Ava made a face at him, then walked all the way to the back of the room she shared with the boy. She sighed as she placed the tray of food on the small round table and sat in one of the two empty chairs.
“Well, I can always sleep when no one needs me,” she said grumpily before taking a long sip of the gray-colored sludge containing all the nutrients her body would need for the day. She grimaced at the overly sweet, metallic taste, but forced herself to swallow. Maybe someday the humans on Aveyn would grow food like they did on Earth, but in the meantime, they had to be fed. Not that most humans minded the nutritious sludge, but Ava wasn’t used to it. She was used to living with Knut in his mansion and eating real food.
Yet another reason why humans hated her—but she couldn’t change the past any more than she could change her genetic make-up.
She grimaced, then drank some more. It was awful, but at least it would keep her alive. Then she would catch a few hours of sleep before returning to her duties.
“Uril, come eat. You know you can’t skip a meal.”
He slowly made his way to join her at the table and stared at his food packet with disdain before gulping it down in a few swallows, leaving not a drop behind. He had adapted to the food rations much faster than she.
“More?” Ava lifted her brows as Uril looked up from his empty packet with a hopeful expression on his face. She chuckled, then pushed her half-eaten packet his way.
“You barely ate.” Uril spoke reluctantly, but his hunger still showed as he eyed her plate. “You need it more than I do. All I ever do is wait here.”
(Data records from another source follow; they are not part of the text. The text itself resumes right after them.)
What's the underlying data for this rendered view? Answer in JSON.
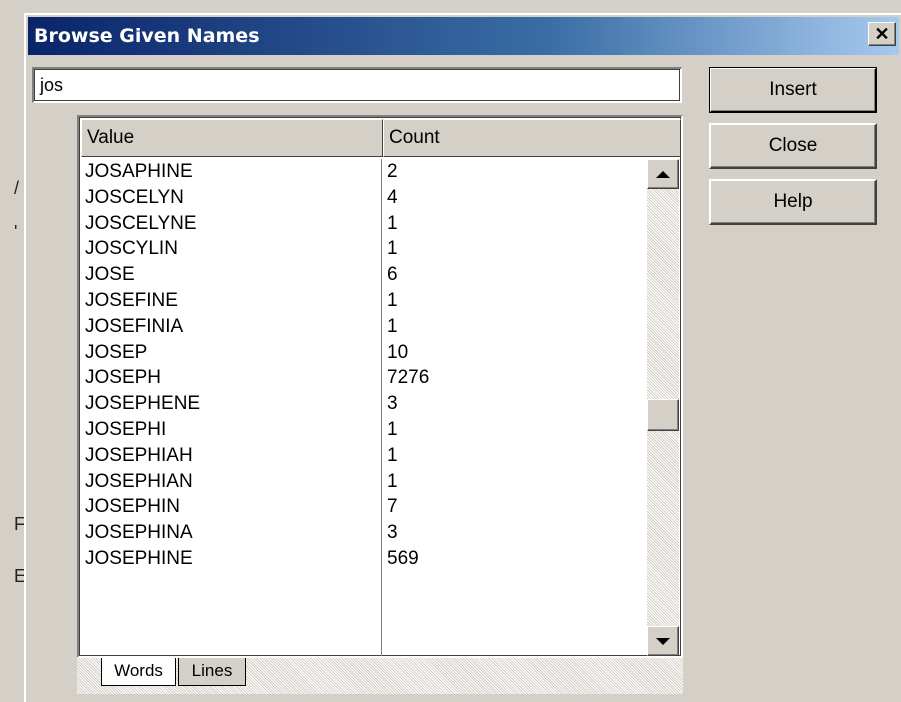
{
  "window": {
    "title": "Browse Given Names",
    "close_glyph": "✕"
  },
  "search": {
    "value": "jos"
  },
  "buttons": {
    "insert": "Insert",
    "close": "Close",
    "help": "Help"
  },
  "table": {
    "columns": [
      "Value",
      "Count"
    ],
    "rows": [
      [
        "JOSAPHINE",
        "2"
      ],
      [
        "JOSCELYN",
        "4"
      ],
      [
        "JOSCELYNE",
        "1"
      ],
      [
        "JOSCYLIN",
        "1"
      ],
      [
        "JOSE",
        "6"
      ],
      [
        "JOSEFINE",
        "1"
      ],
      [
        "JOSEFINIA",
        "1"
      ],
      [
        "JOSEP",
        "10"
      ],
      [
        "JOSEPH",
        "7276"
      ],
      [
        "JOSEPHENE",
        "3"
      ],
      [
        "JOSEPHI",
        "1"
      ],
      [
        "JOSEPHIAH",
        "1"
      ],
      [
        "JOSEPHIAN",
        "1"
      ],
      [
        "JOSEPHIN",
        "7"
      ],
      [
        "JOSEPHINA",
        "3"
      ],
      [
        "JOSEPHINE",
        "569"
      ]
    ]
  },
  "tabs": [
    {
      "label": "Words",
      "active": true
    },
    {
      "label": "Lines",
      "active": false
    }
  ],
  "background_glyphs": [
    "/",
    "'",
    "F",
    "E"
  ],
  "colors": {
    "title_start": "#0a246a",
    "title_end": "#a6caf0",
    "face": "#d4d0c8"
  }
}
“It won’t be long now.” Ava’s heart squeezed at the tone in Uril’s voice. He didn’t deserve to be confined to the back room of the medical clinic all day. He should be running outside, making friends and learning things, like all the other human kids on Aveyn.
Only Uril wasn’t like any other human child on Aveyn. Because he wasn’t human, not truly. Just like Ava, Uril was a hybrid, whose very existence was forbidden. Just like Ava, Uril was the result of Minister Knut’s greed, his DNA mixed with Cattelan instead of Avonie to please a fabulously rich buyer.
But unlike Ava, he was in constant danger. Neither of them was safer now that the humans had been freed. In fact, they were more in danger than ever.
“You still have no idea where the Exo-Heart is. You might never find it.” Uril bit his top lip in that gesture he made whenever he was sad, or nervous, or scared. A hundred times, a thousand, she’d seen it, but it still tugged at the strings in her heart that belonged only to him. “Why don’t we just order another one?”
Uril was the brother she’d never had. The child she would never carry. The family she had always been denied.
“Exo-Hearts are delicate, complex. Yours had to be tailored to your genes, and it wasn’t easy.” Nor was it legal, but she left that part out. Knut had the resources to order the gene-engineering necessary to engineer an Exo-Heart tailored to Uril’s hybrid genetics, and buy the silence of the synthetic organ makers in the process. But the humans on Aveyn wouldn’t be able to pull it off, and the Eok warriors who protected them wouldn’t even try. “I know Knut had one made for you, and we will find it. You just have to be patient.”
“I know.” Uril’s tone was resentful but his face wasn’t. His features might be juvenile but he had long shed the innocence of childhood, if he’d ever had it. Being born a faulty genetic experiment had a way of making people grow up faster than they should. “I just wish it was easier.”